The operation unit 16 receives the user's operation, and outputs the received operation
information to the conversation analysis unit 17. The operation information includes, for
example, meeting selection information indicating which of the recorded meetings is to be
analyzed, analysis start information indicating the start of analysis, and the like.
[0053]
The conversation analysis unit 17 includes a sound source selection unit 171, a sound volume
normalization unit 172, a excitement degree calculation unit 173, a graph generation unit 174,
and a contribution degree calculation unit 175. Each functional unit of the conversation analysis
unit 17 performs each process at predetermined time intervals.
[0054]
The sound source selection unit 171 starts analysis of the conference according to the analysis
start information included in the operation information output from the operation unit 16. The
sound source selection unit 171 reads out the voice signal and the identification information of
the instructed conference from among the recorded in the conversation recording unit 15
according to the conference selection information included in the operation information output
from the operation unit 16. The sound source selection unit 171 sequentially selects two
arbitrary audio signals among the read audio signals for all pairs according to the number of
identification information.

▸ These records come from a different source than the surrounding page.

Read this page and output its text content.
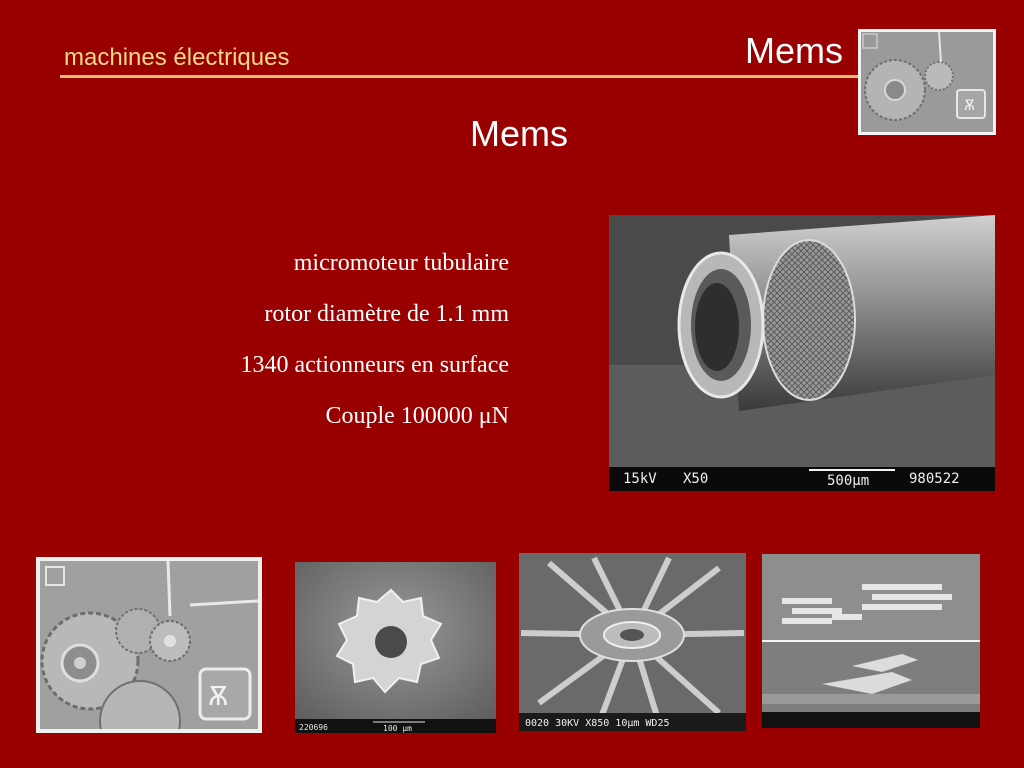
machines électriques	Mems
Ѫ
Mems
micromoteur tubulaire
rotor diamètre de 1.1 mm
1340 actionneurs en surface
Couple 100000 μN
15kV X50	500μm	980522
Ѫ
220696	100 μm	0020 30KV X850 10μm WD25
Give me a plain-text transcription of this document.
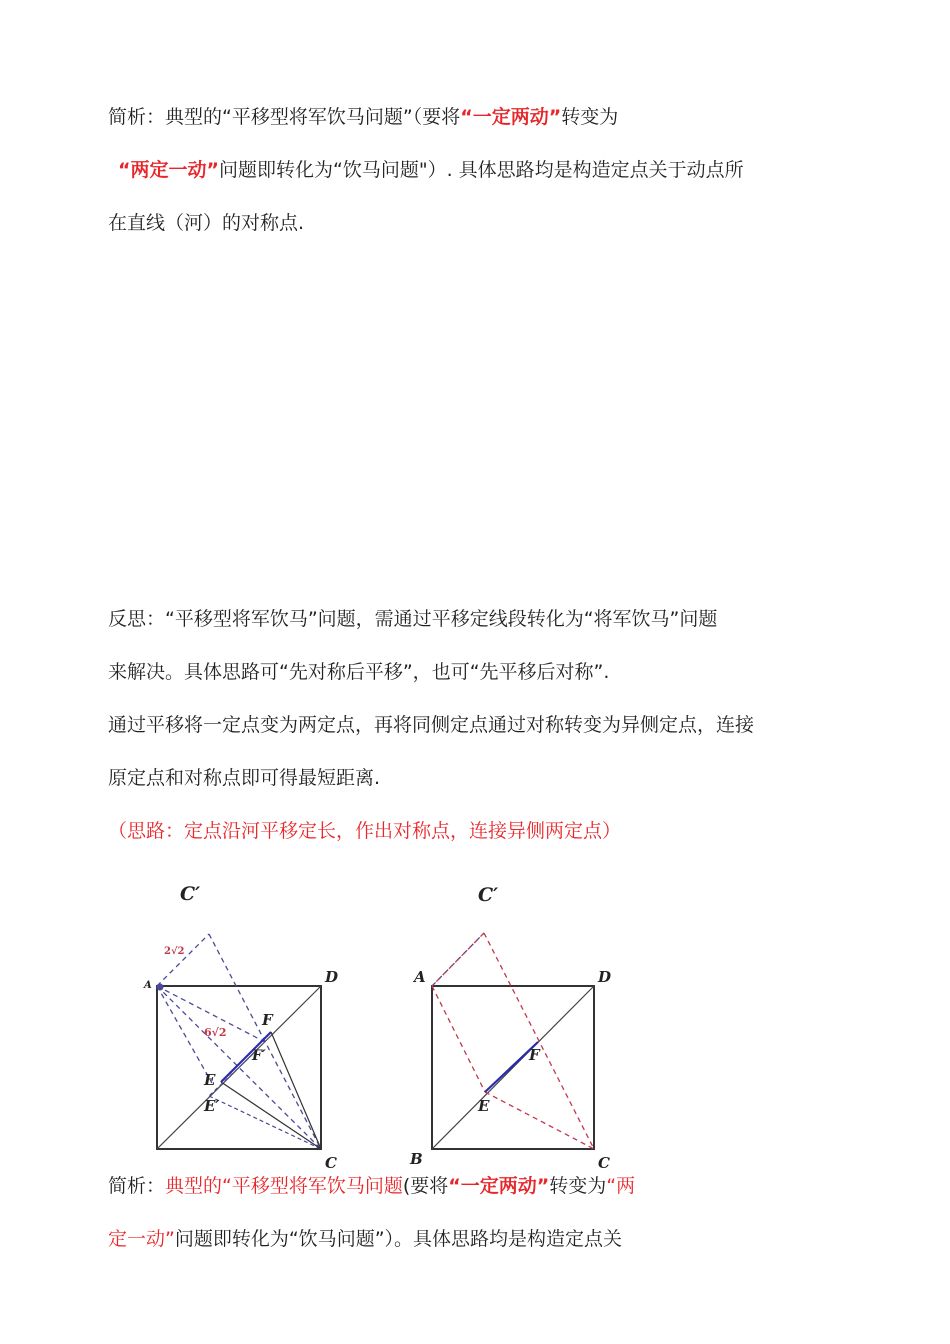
简析：典型的“平移型将军饮马问题”（要将“一定两动”转变为
“两定一动”问题即转化为“饮马问题"）. 具体思路均是构造定点关于动点所
在直线（河）的对称点.
反思：“平移型将军饮马”问题，需通过平移定线段转化为“将军饮马”问题
来解决。具体思路可“先对称后平移”，也可“先平移后对称”.
通过平移将一定点变为两定点，再将同侧定点通过对称转变为异侧定点，连接
原定点和对称点即可得最短距离.
（思路：定点沿河平移定长，作出对称点，连接异侧两定点）
C′
A	D
F
F′
E
E′
C
2√2
6√2
C′
A	D
F
E
B	C
简析：典型的“平移型将军饮马问题(要将“一定两动”转变为“两
定一动”问题即转化为“饮马问题”）。具体思路均是构造定点关
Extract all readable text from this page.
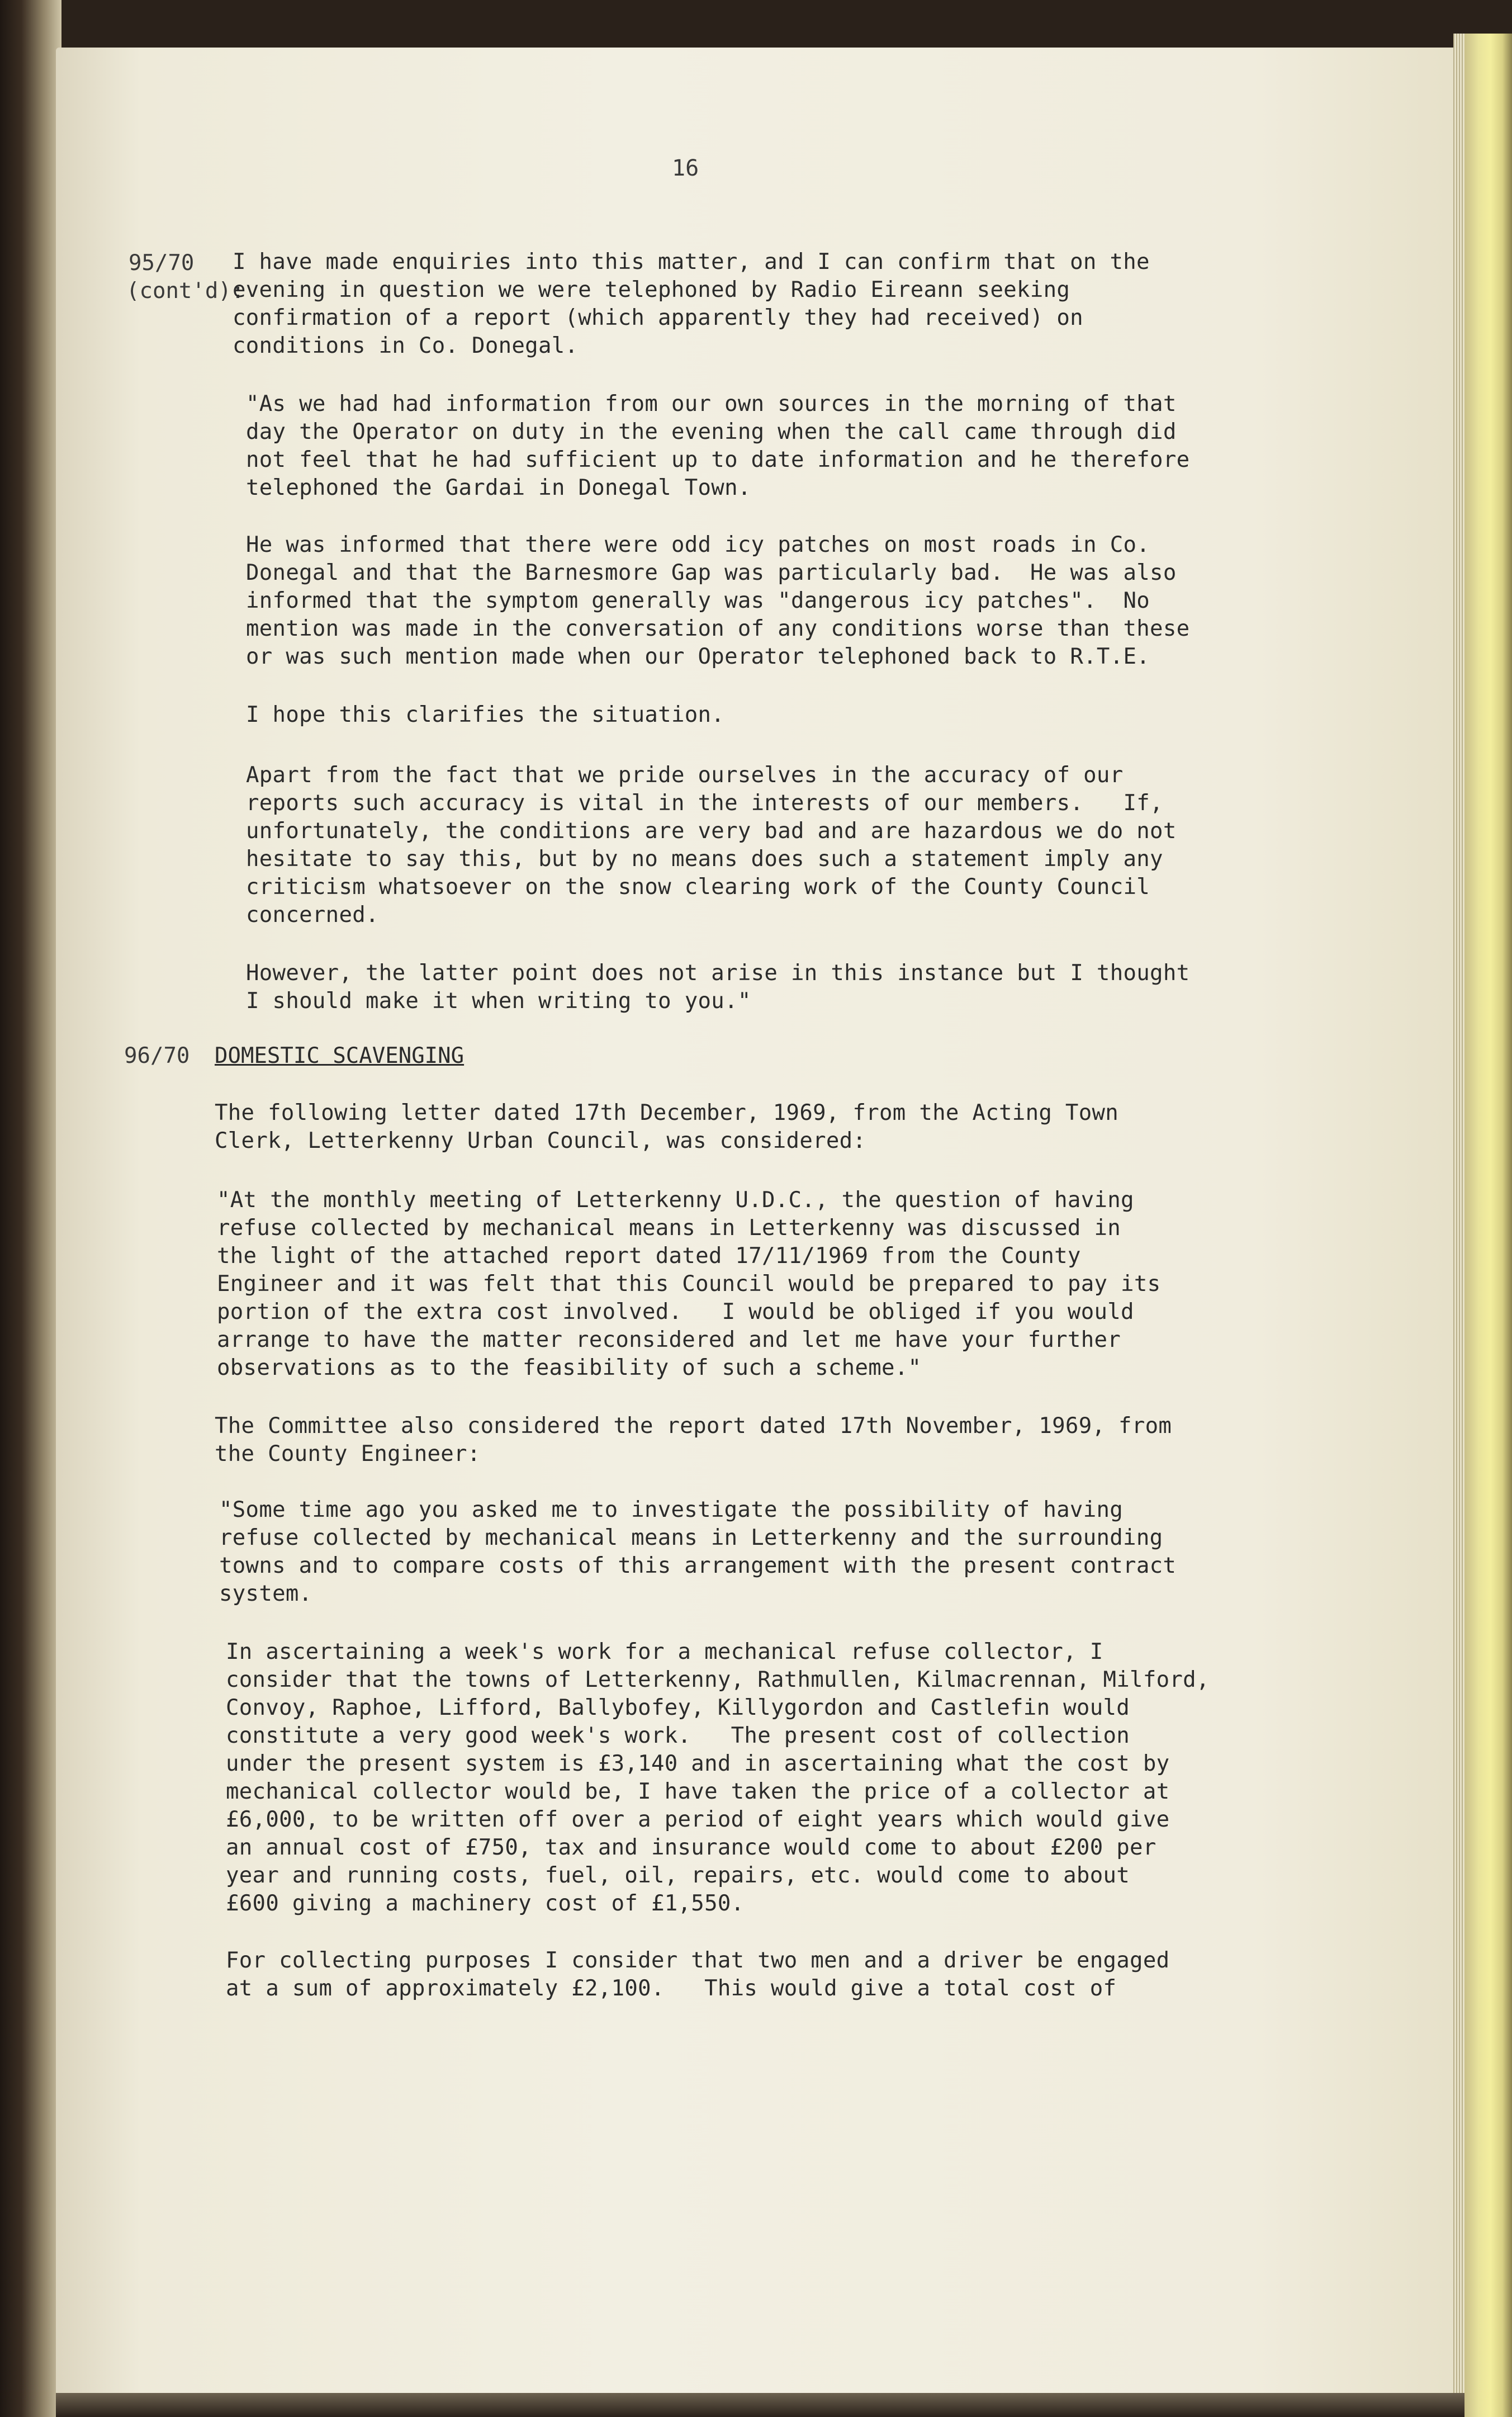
16
95/70
(cont'd):
I have made enquiries into this matter, and I can confirm that on the
evening in question we were telephoned by Radio Eireann seeking
confirmation of a report (which apparently they had received) on
conditions in Co. Donegal.
"As we had had information from our own sources in the morning of that
day the Operator on duty in the evening when the call came through did
not feel that he had sufficient up to date information and he therefore
telephoned the Gardai in Donegal Town.
He was informed that there were odd icy patches on most roads in Co.
Donegal and that the Barnesmore Gap was particularly bad.  He was also
informed that the symptom generally was "dangerous icy patches".  No
mention was made in the conversation of any conditions worse than these
or was such mention made when our Operator telephoned back to R.T.E.
I hope this clarifies the situation.
Apart from the fact that we pride ourselves in the accuracy of our
reports such accuracy is vital in the interests of our members.   If,
unfortunately, the conditions are very bad and are hazardous we do not
hesitate to say this, but by no means does such a statement imply any
criticism whatsoever on the snow clearing work of the County Council
concerned.
However, the latter point does not arise in this instance but I thought
I should make it when writing to you."
96/70 DOMESTIC SCAVENGING
The following letter dated 17th December, 1969, from the Acting Town
Clerk, Letterkenny Urban Council, was considered:
"At the monthly meeting of Letterkenny U.D.C., the question of having
refuse collected by mechanical means in Letterkenny was discussed in
the light of the attached report dated 17/11/1969 from the County
Engineer and it was felt that this Council would be prepared to pay its
portion of the extra cost involved.   I would be obliged if you would
arrange to have the matter reconsidered and let me have your further
observations as to the feasibility of such a scheme."
The Committee also considered the report dated 17th November, 1969, from
the County Engineer:
"Some time ago you asked me to investigate the possibility of having
refuse collected by mechanical means in Letterkenny and the surrounding
towns and to compare costs of this arrangement with the present contract
system.
In ascertaining a week's work for a mechanical refuse collector, I
consider that the towns of Letterkenny, Rathmullen, Kilmacrennan, Milford,
Convoy, Raphoe, Lifford, Ballybofey, Killygordon and Castlefin would
constitute a very good week's work.   The present cost of collection
under the present system is £3,140 and in ascertaining what the cost by
mechanical collector would be, I have taken the price of a collector at
£6,000, to be written off over a period of eight years which would give
an annual cost of £750, tax and insurance would come to about £200 per
year and running costs, fuel, oil, repairs, etc. would come to about
£600 giving a machinery cost of £1,550.
For collecting purposes I consider that two men and a driver be engaged
at a sum of approximately £2,100.   This would give a total cost of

Specifically, in the example shown in FIG. 7, the speech analysis unit
17 determines the audio signals A and B of the identification information A and B, the audio
signals B and C of the identification information B and C, and the identification information A and
C, respectively. The respective audio signals A and C are selected. The sound source selection
unit 171 sequentially outputs the two selected audio signals and the identification information to
the volume normalization unit 172. Note that the sound source selection unit 171 sequentially
outputs, to the volume normalization unit 172, audio signals of a pair according to the number of
identification information, for example, in a time division manner within a predetermined time.
[0055]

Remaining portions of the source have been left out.